SC Lowy breathes fresh air into secondary debt markets

By Jonathan Rogers



When fixed income specialist SC Lowy was established at the height of the global financial crisis, few people fancied the neophyte firm’s chances.

The coming into existence of a firm which was aiming at specializing in broking secondary loans and high-yield bonds seemed something of an unnecessary extravagance at a time when bulge-bracket firms were going cap-in-hand to the government for their very survival.

Flash forward a decade and it’s more than clear that the naysayers were wrong. The company now owns a fair chunk – probably as much as a third – of the secondary loan market and is getting up to that number on the high-yield bond side too.

Moreover, it has accumulated balance sheet since its founding by Michel Lowy, Soo Cheon Lee and Jamie Tadelis in 2009, and now more than gives the big investment banks a run for their money in the business of making markets in debt, whether in Asia or Europe.

Whereas many of the banks have run up against balance sheet constraints thanks to delinquent loan books and the onerous capital requirements of Basel III, and other regulatory interventions, reducing in the process their ability to warehouse paper, SC Lowy has ploughed its own furrow and shown a keenness to book positions and make firm bids.

This independence – thanks to a willingness to put balance sheet to work – forces into the spotlight the new dynamic of the secondary loan and low-grade bond market; that increasingly the investment banks are behaving like brokers in their unwillingness to stand behind firm bids without having a further taker down the line.

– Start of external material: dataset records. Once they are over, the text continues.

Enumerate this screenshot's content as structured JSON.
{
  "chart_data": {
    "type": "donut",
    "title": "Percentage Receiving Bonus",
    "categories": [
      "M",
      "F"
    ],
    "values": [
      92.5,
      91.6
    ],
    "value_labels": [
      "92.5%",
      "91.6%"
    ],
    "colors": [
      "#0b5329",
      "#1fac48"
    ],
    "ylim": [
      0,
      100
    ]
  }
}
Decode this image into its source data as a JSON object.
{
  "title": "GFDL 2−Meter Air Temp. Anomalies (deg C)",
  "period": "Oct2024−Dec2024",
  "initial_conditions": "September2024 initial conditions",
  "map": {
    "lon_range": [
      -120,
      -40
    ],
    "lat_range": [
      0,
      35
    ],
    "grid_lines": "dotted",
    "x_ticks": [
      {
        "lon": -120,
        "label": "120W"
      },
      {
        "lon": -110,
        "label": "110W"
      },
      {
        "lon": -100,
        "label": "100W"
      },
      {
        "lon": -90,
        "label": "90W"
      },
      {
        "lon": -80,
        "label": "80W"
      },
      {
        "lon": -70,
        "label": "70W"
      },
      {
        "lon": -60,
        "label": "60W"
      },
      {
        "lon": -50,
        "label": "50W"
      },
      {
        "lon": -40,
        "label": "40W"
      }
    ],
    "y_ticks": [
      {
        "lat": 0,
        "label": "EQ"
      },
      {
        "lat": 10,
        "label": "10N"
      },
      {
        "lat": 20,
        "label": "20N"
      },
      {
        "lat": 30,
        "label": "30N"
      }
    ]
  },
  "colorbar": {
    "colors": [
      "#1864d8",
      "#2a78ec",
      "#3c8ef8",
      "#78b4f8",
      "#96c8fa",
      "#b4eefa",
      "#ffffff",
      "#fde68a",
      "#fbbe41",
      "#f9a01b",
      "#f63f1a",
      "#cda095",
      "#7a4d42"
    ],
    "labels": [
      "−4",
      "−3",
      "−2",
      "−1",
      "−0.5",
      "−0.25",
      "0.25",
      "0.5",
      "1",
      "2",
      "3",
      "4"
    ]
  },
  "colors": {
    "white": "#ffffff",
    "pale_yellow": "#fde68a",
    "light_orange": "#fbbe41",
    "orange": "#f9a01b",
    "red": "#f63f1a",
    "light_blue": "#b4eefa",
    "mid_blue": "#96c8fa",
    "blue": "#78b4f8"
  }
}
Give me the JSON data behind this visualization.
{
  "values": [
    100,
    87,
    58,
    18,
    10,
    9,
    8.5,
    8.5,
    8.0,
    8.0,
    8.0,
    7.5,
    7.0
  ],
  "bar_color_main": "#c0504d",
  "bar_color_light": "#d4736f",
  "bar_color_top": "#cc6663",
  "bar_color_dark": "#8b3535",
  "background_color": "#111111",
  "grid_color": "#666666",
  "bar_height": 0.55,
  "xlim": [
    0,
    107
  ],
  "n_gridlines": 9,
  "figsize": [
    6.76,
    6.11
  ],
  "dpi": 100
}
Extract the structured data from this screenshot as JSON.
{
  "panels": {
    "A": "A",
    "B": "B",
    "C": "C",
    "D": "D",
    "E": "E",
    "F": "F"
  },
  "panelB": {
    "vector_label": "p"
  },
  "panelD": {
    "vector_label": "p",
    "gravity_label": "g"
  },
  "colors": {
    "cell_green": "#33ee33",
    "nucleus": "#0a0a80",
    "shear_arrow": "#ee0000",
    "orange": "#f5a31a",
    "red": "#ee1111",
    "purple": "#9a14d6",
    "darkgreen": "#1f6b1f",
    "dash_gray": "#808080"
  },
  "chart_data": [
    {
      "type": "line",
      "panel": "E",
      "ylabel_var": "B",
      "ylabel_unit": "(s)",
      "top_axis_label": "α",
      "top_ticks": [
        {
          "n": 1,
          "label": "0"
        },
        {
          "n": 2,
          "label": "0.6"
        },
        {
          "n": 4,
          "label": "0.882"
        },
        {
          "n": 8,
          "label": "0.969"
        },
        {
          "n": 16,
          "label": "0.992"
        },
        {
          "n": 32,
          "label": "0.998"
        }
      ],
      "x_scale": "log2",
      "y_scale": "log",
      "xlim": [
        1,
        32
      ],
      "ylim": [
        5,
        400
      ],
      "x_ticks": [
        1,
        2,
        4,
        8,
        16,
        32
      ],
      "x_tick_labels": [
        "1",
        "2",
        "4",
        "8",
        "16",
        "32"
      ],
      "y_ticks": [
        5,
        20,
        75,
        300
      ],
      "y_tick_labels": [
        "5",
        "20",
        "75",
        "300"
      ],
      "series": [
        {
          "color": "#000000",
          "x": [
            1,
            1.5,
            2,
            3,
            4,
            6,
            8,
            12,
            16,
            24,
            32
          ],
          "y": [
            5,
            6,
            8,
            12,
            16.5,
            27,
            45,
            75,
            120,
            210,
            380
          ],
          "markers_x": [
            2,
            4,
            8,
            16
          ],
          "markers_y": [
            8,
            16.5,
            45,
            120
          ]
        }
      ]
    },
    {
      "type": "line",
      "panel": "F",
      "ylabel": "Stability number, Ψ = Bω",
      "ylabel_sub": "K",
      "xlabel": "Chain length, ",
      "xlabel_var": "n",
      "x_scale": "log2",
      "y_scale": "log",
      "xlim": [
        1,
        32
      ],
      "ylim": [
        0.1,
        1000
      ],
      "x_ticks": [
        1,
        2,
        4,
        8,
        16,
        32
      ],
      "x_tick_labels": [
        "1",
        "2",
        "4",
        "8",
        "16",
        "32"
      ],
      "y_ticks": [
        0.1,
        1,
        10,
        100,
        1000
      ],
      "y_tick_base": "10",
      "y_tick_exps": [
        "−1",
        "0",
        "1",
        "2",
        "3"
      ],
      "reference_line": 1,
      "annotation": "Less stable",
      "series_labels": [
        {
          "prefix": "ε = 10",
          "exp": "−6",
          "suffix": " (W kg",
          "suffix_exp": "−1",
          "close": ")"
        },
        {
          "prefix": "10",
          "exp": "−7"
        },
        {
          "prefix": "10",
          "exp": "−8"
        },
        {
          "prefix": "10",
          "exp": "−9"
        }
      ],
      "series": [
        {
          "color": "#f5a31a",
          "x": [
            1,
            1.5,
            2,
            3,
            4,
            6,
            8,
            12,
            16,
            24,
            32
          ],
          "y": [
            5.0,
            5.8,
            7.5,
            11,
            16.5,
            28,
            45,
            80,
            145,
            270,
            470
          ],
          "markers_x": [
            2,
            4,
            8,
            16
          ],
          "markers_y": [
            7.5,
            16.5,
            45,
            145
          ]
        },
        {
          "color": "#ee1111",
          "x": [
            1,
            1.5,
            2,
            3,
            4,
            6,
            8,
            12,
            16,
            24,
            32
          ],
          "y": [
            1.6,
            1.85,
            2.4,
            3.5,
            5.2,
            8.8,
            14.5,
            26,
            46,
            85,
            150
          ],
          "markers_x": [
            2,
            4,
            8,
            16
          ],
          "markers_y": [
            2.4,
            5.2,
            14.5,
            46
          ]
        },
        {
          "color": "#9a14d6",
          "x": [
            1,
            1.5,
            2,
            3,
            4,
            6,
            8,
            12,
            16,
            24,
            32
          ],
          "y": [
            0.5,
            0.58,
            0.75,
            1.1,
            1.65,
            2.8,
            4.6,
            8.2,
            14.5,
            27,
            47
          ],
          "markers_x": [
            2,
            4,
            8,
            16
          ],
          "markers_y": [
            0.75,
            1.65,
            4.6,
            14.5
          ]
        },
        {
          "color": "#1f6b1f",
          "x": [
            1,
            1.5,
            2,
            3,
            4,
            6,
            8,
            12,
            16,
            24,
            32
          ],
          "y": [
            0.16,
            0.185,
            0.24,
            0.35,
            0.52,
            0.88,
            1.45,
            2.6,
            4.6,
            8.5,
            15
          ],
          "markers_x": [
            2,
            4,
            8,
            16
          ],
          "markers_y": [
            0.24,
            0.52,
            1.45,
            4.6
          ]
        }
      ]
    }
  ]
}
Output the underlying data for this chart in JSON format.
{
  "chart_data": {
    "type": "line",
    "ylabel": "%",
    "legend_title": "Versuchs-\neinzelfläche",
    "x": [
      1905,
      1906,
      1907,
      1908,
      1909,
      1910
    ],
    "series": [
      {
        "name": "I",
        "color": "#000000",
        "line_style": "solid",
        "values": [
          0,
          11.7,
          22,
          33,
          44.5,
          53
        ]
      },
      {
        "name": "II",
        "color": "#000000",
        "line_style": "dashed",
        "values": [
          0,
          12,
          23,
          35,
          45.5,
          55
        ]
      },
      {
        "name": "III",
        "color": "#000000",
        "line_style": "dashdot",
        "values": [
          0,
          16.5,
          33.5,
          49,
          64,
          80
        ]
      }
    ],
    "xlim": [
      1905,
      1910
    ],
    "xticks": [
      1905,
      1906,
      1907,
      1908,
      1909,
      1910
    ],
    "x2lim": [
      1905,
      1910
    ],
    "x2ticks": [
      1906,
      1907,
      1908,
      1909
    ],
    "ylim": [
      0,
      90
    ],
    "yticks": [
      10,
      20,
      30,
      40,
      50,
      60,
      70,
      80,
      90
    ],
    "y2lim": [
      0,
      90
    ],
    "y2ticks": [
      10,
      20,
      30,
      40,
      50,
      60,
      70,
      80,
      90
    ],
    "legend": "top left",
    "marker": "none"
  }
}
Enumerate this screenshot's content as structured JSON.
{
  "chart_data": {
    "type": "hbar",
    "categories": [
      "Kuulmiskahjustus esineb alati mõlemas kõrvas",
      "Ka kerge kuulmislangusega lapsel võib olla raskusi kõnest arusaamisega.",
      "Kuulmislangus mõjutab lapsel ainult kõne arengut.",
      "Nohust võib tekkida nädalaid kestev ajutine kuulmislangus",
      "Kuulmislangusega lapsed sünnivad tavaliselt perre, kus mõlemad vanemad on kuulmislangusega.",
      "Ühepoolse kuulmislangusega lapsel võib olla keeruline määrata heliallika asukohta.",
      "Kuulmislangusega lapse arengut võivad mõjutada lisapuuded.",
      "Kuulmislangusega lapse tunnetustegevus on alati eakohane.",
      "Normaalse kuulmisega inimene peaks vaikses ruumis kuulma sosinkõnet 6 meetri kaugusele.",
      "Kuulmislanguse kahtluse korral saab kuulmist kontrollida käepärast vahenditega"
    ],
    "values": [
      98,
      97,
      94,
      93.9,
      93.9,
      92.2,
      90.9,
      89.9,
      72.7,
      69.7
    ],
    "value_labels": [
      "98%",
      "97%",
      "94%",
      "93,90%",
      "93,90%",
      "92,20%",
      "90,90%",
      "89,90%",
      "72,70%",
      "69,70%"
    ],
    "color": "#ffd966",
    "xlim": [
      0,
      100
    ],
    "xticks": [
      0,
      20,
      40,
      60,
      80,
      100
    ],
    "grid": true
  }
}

Of course, this is not to say that this “new normal” will necessarily persist, as rate normalization begins to bite in the dollar and euro markets, and bank recapitalization proceeds, thanks to block portfolio sales and rising earnings as yield curve positive carry returns to the market.

But what SC Lowy has demonstrated since inception is that a calibrated business model can be effective in the secondary debt markets. They were not alone in their realization that markets were undergoing a period of rapid and profound change.

We saw in the wake of the global financial crisis the establishment of “eat what you kill” bond brokers, which attempted to get inside the profoundly wide bid/offer spreads being provided by banks desperate not to catch the falling knife, which presented a huge risk back in those days of dangerously fast markets.

Those firms are no more, not only because liquidity has turned and two-way prices have normalized, but because their essentially selfish commission-based corporate culture ended up as self-defeating in the long run.

SC Lowy has earned a reputation in the market for an entrepreneurial culture which capitalizes on the firm’s obvious economies of scale. Discretion in terms of positions held is a far easier feat to pull off when you’re relatively small rather than a global behemoth where books are easily leaked out to the street.

Meanwhile, the company has engaged in something which would have seemed an ambitious near pipe-dream back in the day: it is active in the primary markets too, notably pulling off restructuring a new debt placement last year for Mongolian Mining.

If the investment banks are undergoing something of an identity crisis these days, it’s refreshing to note that a different business model can gain traction. It’s a tribute to entrepreneurial ambition in an arena which too often tries to solve problems by throwing money around and brutally cutting headcount. I find it all rather refreshing.